Procès Mohamed Diané : la CRIEF convoque plusieurs personnalités, dont la fille de l’ex-ministre

Le dossier impliquant Dr Mohamed Diané continue de connaître de nouveaux développements devant la Cour de répression des infractions économiques et financières (CRIEF). Ce jeudi 7 mai 2026, la Chambre de jugement a ordonné une série de mesures destinées à approfondir les investigations dans cette affaire portant sur des accusations présumées de détournement de deniers publics, d’enrichissement illicite et de blanchiment de capitaux.

Parmi les décisions prises par la Cour figure la convocation de M’Mawa Diané, fille de l’ancien ministre de la Défense nationale. Les magistrats souhaitent l’entendre au sujet de plusieurs biens qui seraient liés à son père, mais qui auraient été enregistrés en son nom. La juridiction entend également obtenir des éclaircissements sur sa participation dans la modernisation de la ferme agro-pastorale familiale située à Kankan.

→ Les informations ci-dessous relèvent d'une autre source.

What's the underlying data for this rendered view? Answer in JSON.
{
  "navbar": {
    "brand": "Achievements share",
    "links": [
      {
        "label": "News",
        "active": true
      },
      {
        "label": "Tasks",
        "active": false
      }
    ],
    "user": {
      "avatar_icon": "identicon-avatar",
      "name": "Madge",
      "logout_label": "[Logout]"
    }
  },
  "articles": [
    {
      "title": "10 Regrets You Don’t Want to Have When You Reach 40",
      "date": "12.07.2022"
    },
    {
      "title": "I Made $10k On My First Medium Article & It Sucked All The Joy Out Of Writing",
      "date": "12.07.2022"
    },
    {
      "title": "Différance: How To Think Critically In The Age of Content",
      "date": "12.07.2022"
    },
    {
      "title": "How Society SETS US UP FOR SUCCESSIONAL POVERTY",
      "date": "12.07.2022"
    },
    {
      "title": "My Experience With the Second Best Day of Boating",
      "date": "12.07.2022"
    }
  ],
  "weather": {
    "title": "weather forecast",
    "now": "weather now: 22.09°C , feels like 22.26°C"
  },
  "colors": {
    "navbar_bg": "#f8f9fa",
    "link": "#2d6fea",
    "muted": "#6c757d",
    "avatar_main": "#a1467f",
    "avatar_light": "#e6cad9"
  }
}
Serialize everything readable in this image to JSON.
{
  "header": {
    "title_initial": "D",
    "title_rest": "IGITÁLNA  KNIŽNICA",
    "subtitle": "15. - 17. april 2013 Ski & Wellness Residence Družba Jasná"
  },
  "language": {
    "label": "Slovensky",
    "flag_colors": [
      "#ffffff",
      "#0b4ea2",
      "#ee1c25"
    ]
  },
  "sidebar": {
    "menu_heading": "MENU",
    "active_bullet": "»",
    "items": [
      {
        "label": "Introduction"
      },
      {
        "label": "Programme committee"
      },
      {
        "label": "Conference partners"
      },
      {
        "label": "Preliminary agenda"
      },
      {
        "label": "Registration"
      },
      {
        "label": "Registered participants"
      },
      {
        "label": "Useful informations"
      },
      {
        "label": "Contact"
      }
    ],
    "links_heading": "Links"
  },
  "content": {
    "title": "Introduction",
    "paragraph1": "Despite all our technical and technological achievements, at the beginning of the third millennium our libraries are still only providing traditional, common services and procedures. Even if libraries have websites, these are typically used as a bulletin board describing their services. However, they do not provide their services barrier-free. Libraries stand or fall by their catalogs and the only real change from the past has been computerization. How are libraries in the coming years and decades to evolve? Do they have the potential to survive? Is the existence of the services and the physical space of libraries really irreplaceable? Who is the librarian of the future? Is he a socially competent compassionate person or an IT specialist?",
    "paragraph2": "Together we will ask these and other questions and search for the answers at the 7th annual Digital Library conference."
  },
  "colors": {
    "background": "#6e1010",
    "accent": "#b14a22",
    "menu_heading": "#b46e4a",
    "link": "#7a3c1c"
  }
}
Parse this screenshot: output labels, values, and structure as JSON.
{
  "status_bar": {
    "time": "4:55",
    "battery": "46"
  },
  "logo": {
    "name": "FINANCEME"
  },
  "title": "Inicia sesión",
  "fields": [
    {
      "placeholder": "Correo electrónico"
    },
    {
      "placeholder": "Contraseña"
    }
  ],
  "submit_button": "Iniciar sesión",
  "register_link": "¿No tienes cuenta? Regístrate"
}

Au cours de l’audience, la Cour a aussi ordonné la comparution de plusieurs personnalités et responsables administratifs. Il s’agit notamment de Louceiny Nabé, ancien gouverneur de la Banque centrale, de Mohamed Lamine Traoré, ex-directeur général chargé des affaires financières à la présidence sous le régime d’Alpha Condé, ainsi que de l’entrepreneur Sékou Kaké. Les responsables des services du cadastre et les conservateurs fonciers ont également été invités à comparaître afin de fournir des informations complémentaires sur certains biens concernés dans le dossier.En outre, l’administration parlementaire devra transmettre à la Cour la situation financière de Dr Mohamed Diané durant son mandat de député à l’Assemblée nationale entre 1995 et 2002. Le service chargé de l’immatriculation des véhicules a, de son côté, été instruit de communiquer la liste de tous les engins enregistrés au nom de l’ancien ministre.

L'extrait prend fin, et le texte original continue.